Iterative Development of a Clinical Decision Support Tool to Enhance Naloxone Co-Prescribing

Richard Wu; Emily Foster; Qiyao Zhang; Tim Eynatian; Rebecca Grochow Mishuris; Nicholas Cordella

doi:10.1055/a-2447-8463

Iterative Development of a Clinical Decision Support Tool to Enhance Naloxone Co-Prescribing

Appl Clin Inform. 2024 Oct 25. doi: 10.1055/a-2447-8463. Online ahead of print.

Authors

Richard Wu¹, Emily Foster², Qiyao Zhang², Tim Eynatian², Rebecca Grochow Mishuris^{3

4}, Nicholas Cordella^{5

1}

Affiliations

¹ Boston University Chobanian & Avedisian School of Medicine, Boston, United States.
² Boston Medical Center, Boston, United States.
³ Digital, Mass General Brigham Inc, Somerville, United States.
⁴ General Internal Medicine, Brigham and Women's Hospital, Boston, United States.
⁵ Quality and Safety, Boston Medical Center, Boston, United States.

PMID: 39454643
DOI: 10.1055/a-2447-8463

Abstract

Background Opioid overdoses have contributed significantly to mortality in the United States.

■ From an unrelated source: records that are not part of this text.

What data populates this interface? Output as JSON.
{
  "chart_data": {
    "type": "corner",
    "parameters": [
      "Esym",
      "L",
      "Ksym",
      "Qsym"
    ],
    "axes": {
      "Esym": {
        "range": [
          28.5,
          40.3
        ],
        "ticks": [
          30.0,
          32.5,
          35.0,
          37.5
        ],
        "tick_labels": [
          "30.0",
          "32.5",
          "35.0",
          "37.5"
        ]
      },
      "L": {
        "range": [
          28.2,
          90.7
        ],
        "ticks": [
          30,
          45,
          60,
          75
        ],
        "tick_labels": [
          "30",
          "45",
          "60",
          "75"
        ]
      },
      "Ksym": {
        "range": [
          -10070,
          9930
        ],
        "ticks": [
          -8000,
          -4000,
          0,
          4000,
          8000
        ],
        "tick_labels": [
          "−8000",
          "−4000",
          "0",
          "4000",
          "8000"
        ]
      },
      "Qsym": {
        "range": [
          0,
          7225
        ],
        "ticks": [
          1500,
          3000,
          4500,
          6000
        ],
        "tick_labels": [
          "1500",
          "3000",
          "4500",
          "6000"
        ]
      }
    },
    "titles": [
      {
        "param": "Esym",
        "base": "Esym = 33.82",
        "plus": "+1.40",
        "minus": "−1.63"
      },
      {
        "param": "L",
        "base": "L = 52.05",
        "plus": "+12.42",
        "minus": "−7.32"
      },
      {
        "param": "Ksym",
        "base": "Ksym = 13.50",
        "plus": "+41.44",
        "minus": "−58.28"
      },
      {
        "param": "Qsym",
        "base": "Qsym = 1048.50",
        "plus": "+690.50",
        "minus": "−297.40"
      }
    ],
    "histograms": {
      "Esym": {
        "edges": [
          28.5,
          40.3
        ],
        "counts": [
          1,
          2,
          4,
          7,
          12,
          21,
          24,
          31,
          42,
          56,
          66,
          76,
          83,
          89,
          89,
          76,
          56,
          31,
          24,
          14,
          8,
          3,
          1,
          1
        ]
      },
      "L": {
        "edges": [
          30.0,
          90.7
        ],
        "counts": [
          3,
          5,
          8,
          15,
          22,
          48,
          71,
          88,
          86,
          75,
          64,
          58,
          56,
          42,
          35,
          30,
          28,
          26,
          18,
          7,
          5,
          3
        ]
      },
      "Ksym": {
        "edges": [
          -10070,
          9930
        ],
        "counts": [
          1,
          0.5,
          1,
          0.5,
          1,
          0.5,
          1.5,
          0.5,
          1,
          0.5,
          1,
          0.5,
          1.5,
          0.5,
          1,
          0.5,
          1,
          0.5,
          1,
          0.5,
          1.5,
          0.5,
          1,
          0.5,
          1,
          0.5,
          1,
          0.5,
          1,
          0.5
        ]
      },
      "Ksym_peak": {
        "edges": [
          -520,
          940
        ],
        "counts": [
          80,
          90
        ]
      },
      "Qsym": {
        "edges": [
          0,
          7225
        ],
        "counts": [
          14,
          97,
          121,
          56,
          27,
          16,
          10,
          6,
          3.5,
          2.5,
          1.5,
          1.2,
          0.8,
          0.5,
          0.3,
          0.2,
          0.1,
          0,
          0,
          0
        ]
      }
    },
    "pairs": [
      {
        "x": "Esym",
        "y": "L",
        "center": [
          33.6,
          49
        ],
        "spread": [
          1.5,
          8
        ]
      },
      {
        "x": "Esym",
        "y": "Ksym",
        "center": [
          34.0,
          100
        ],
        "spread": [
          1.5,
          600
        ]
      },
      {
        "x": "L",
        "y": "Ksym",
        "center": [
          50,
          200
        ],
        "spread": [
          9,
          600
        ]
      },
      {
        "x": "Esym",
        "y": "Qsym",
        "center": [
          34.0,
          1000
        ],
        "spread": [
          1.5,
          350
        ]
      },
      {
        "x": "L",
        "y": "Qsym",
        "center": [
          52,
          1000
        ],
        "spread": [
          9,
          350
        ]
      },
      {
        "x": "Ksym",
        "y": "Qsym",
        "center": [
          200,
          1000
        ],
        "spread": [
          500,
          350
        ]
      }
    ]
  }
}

Despite long-standing recommendations from the Centers for Disease Control and Prevention to co-prescribe naloxone for patients receiving opioids who are at high risk of overdose, compliance with these guidelines has remained low. Objectives The objective of this study was to develop and evaluate a hospital-wide electronic health record (EHR)-based clinical decision support (CDS) tool designed to promote naloxone co-prescription for high-risk opioids. Methods We employed an iterative approach to develop a point-of-order, interruptive EHR alert as the primary intervention and assessed naloxone prescription rates, EHR efficiency metrics, and barriers to adoption. Data was obtained from our EHR's clinical data warehouse and analyzed using statistical process control and Chi-square analyses to assess statistically significant differences in prescribing rates during the intervention periods. Results The initial implementation phase of the intervention, spanning from April 2019 to May 2022, yielded a nearly 3-fold increase in the proportion of high-risk patients receiving naloxone, rising from 13.4% [95% CI, 12.9% - 13.8%] to 36.4% [95% CI, 35.2% - 37.5%; p = 1 x 10-38]. Enhancements to the CDS design and logic during the subsequent iteration's study period, June 2022 and December 2023, reduced the number of CDS triggers by more than 30-fold while simultaneously driving an additional increase in naloxone receipt to 42.7% [95% CI, 40.6% - 44.8%; p = 2 x 10-5]. The efficiency of the CDS demonstrated marked improvement, with prescribers accepting the naloxone co-prescription recommendation provided by the CDS in 41.1% of the encounters in version two, compared to 6.2% in version one (p = 6 x 10-9). Conclusion This study offers a sustainable and scalable model to address low rates of naloxone co-prescription and may also be used to target other opportunities for improving guideline-concordant prescribing practices.